La nation n’est donc pas qu’une subversion « d’en haut », elle est aussi une réponse moderne à un déracinement généralisée. Mais par son abstraction même, par ses rapports ambigus à la réification et à la marchandisation du lien social, par son inadaptation à la situation géopolitique présente, par son incapacité actuelle à renouveler ses mythes fondateurs et par son repli sur ses fondements rationnels/égalitaire, la nation étatique est appelée à disparaître. Alors certes, la mise en place d’un ordre de « citoyens d’une idée » ou « d’une cause » comme le proposait Julius Evola doit retenir toute notre attention, même si elle est appelée à ne rester qu’un vœu pieux, mais on peut aussi penser que d’est d’«en bas » que la réponse au déracinement national viendra aussi – car c’est encore là que les conséquences de l’idéologie moderne ont été, sont et seront le plus durement et le plus évidemment ressenties.
notes
1 – Essais politique, « Les deux visages du nationalisme (1931) », Pardès, Puiseaux, 1988, p. 43.

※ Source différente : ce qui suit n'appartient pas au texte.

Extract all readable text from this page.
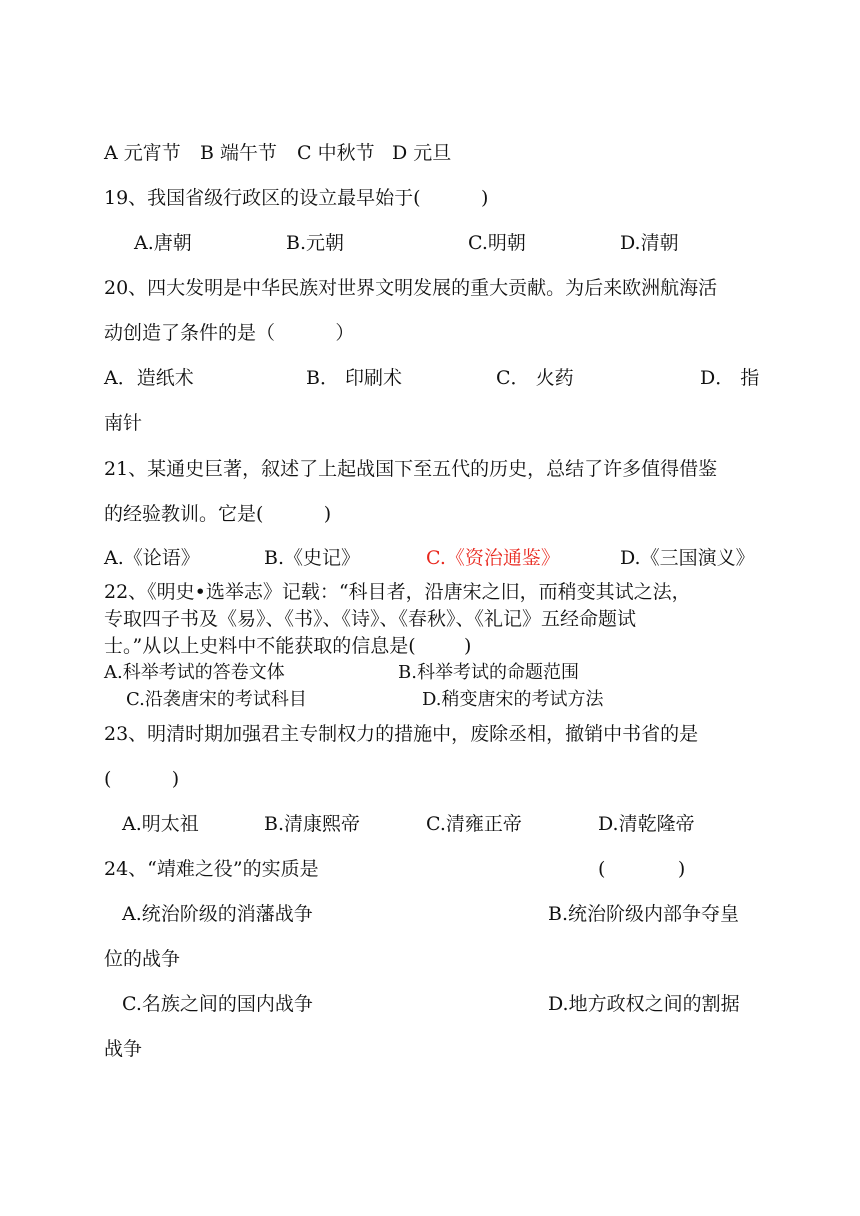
A 元宵节 B 端午节 C 中秋节 D 元旦
19、我国省级行政区的设立最早始于(          )
A.唐朝	B.元朝	C.明朝	D.清朝
20、四大发明是中华民族对世界文明发展的重大贡献。为后来欧洲航海活
动创造了条件的是（          ）
A．造纸术	B． 印刷术	C． 火药	D． 指
南针
21、某通史巨著，叙述了上起战国下至五代的历史，总结了许多值得借鉴
的经验教训。它是(          )
A.《论语》	B.《史记》	C.《资治通鉴》	D.《三国演义》
22、《明史•选举志》记载：“科目者，沿唐宋之旧，而稍变其试之法，
专取四子书及《易》、《书》、《诗》、《春秋》、《礼记》五经命题试
士。”从以上史料中不能获取的信息是(        )
A.科举考试的答卷文体	B.科举考试的命题范围
C.沿袭唐宋的考试科目	D.稍变唐宋的考试方法
23、明清时期加强君主专制权力的措施中，废除丞相，撤销中书省的是
(          )
A.明太祖	B.清康熙帝	C.清雍正帝	D.清乾隆帝
24、“靖难之役”的实质是	(            )
A.统治阶级的消藩战争	B.统治阶级内部争夺皇
位的战争
C.名族之间的国内战争	D.地方政权之间的割据
战争
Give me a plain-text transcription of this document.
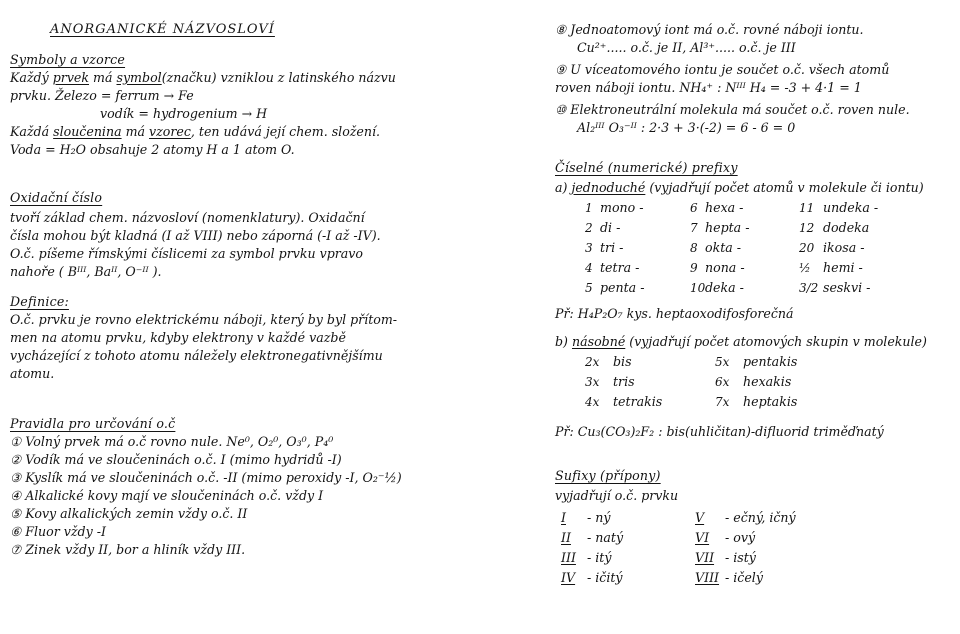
ANORGANICKÉ NÁZVOSLOVÍ
Symboly a vzorce
Každý prvek má symbol(značku) vzniklou z latinského názvu
prvku. Železo = ferrum → Fe
vodík = hydrogenium → H
Každá sloučenina má vzorec, ten udává její chem. složení.
Voda = H₂O obsahuje 2 atomy H a 1 atom O.
Oxidační číslo
tvoří základ chem. názvosloví (nomenklatury). Oxidační
čísla mohou být kladná (I až VIII) nebo záporná (-I až -IV).
O.č. píšeme římskými číslicemi za symbol prvku vpravo
nahoře ( Bᴵᴵᴵ, Baᴵᴵ, O⁻ᴵᴵ ).
Definice:
O.č. prvku je rovno elektrickému náboji, který by byl přítom-
men na atomu prvku, kdyby elektrony v každé vazbě
vycházející z tohoto atomu náležely elektronegativnějšímu
atomu.
Pravidla pro určování o.č
① Volný prvek má o.č rovno nule. Ne⁰, O₂⁰, O₃⁰, P₄⁰
② Vodík má ve sloučeninách o.č. I (mimo hydridů -I)
③ Kyslík má ve sloučeninách o.č. -II (mimo peroxidy -I, O₂⁻½)
④ Alkalické kovy mají ve sloučeninách o.č. vždy I
⑤ Kovy alkalických zemin vždy o.č. II
⑥ Fluor vždy -I
⑦ Zinek vždy II, bor a hliník vždy III.
⑧ Jednoatomový iont má o.č. rovné náboji iontu.
Cu²⁺..... o.č. je II, Al³⁺..... o.č. je III
⑨ U víceatomového iontu je součet o.č. všech atomů
roven náboji iontu. NH₄⁺ : Nᴵᴵᴵ H₄ = -3 + 4·1 = 1
⑩ Elektroneutrální molekula má součet o.č. roven nule.
Al₂ᴵᴵᴵ O₃⁻ᴵᴵ : 2·3 + 3·(-2) = 6 - 6 = 0
Číselné (numerické) prefixy
a) jednoduché (vyjadřují počet atomů v molekule či iontu)
1 mono -	6 hexa -	11 undeka -
2 di -	7 hepta -	12 dodeka
3 tri -	8 okta -	20 ikosa -
4 tetra -	9 nona -	½ hemi -
5 penta -	10 deka -	3/2 seskvi -
Př: H₄P₂O₇ kys. heptaoxodifosforečná
b) násobné (vyjadřují počet atomových skupin v molekule)
2x bis	5x pentakis
3x tris	6x hexakis
4x tetrakis	7x heptakis
Př: Cu₃(CO₃)₂F₂ : bis(uhličitan)-difluorid triměďnatý
Sufixy (přípony)
vyjadřují o.č. prvku
I - ný	V - ečný, ičný
II - natý	VI - ový
III - itý	VII - istý
IV - ičitý	VIII - ičelý
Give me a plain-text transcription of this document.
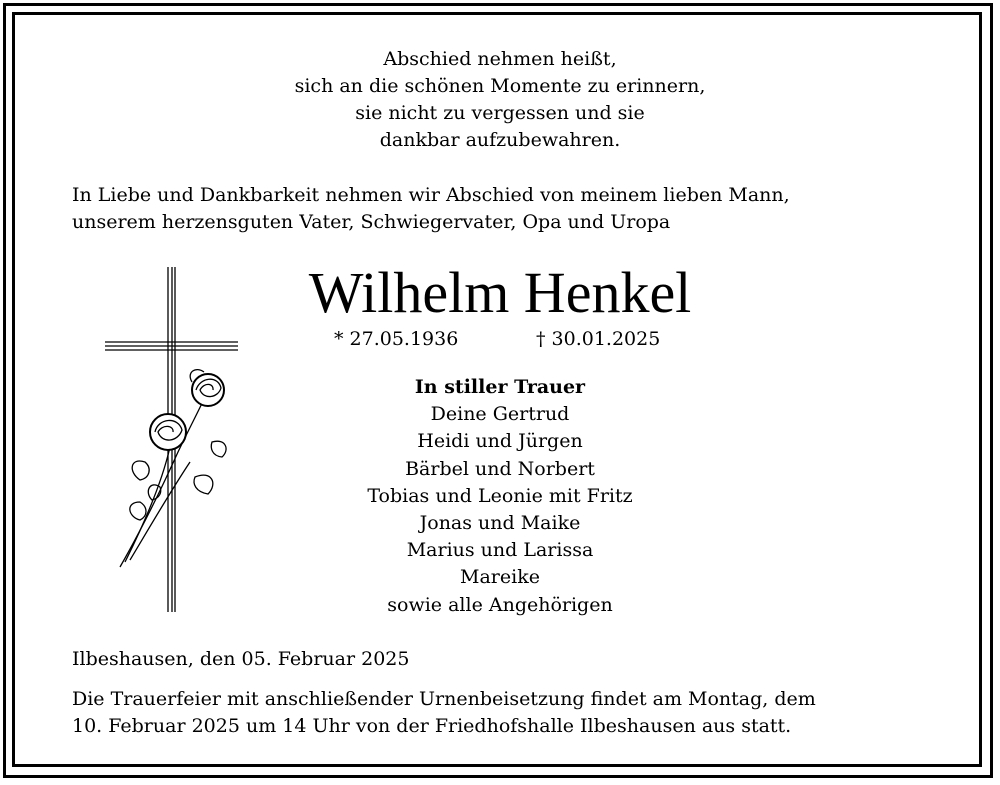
Abschied nehmen heißt,
sich an die schönen Momente zu erinnern,
sie nicht zu vergessen und sie
dankbar aufzubewahren.
In Liebe und Dankbarkeit nehmen wir Abschied von meinem lieben Mann,
unserem herzensguten Vater, Schwiegervater, Opa und Uropa
Wilhelm Henkel
* 27.05.1936	† 30.01.2025
In stiller Trauer
Deine Gertrud
Heidi und Jürgen
Bärbel und Norbert
Tobias und Leonie mit Fritz
Jonas und Maike
Marius und Larissa
Mareike
sowie alle Angehörigen
Ilbeshausen, den 05. Februar 2025
Die Trauerfeier mit anschließender Urnenbeisetzung findet am Montag, dem
10. Februar 2025 um 14 Uhr von der Friedhofshalle Ilbeshausen aus statt.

2 – Révolte contre le monde moderne, Editions de l’Homme, Montréal, 1972, p. 420.

3 – Ibid., p. 421.

4 – Autorité spirituelle et pouvoir temporel, Trédaniel, 1984. Voir surtout les pp. 81-87.

5 – Du politique. « Légalité et légitimité », et autres essais, Pardès, Puiseaux, 1990, p. 189.

6 – Essais politiques, op. cit., p. 51.

7 – Révolte…, op. cit., p. 424.

8 – Les Hommes au milieu des ruines, Pardès, Puiseaux, 1984, p. 32.

9 – Ibid., p. 36.

10 – Ibid., p. 63.

11 – Ibid., p. 66.

12 - Ibid., p. 37.

13 – Il s’agit de l’article « Les deux visages du nationalisme », cité plus haut.

14 – Ibid., pp. 55-56.

15 – L’Occidentalisation du monde, Découverte, 1987.

16 – Essai sur l’individualisme, Seuil, 1983, p. 128. Sur le même thème, on lira aussi Homo hierarchicus, appendice D (« Nationalisme et communalisme »), Tel-Gallimard, pp. 376-395.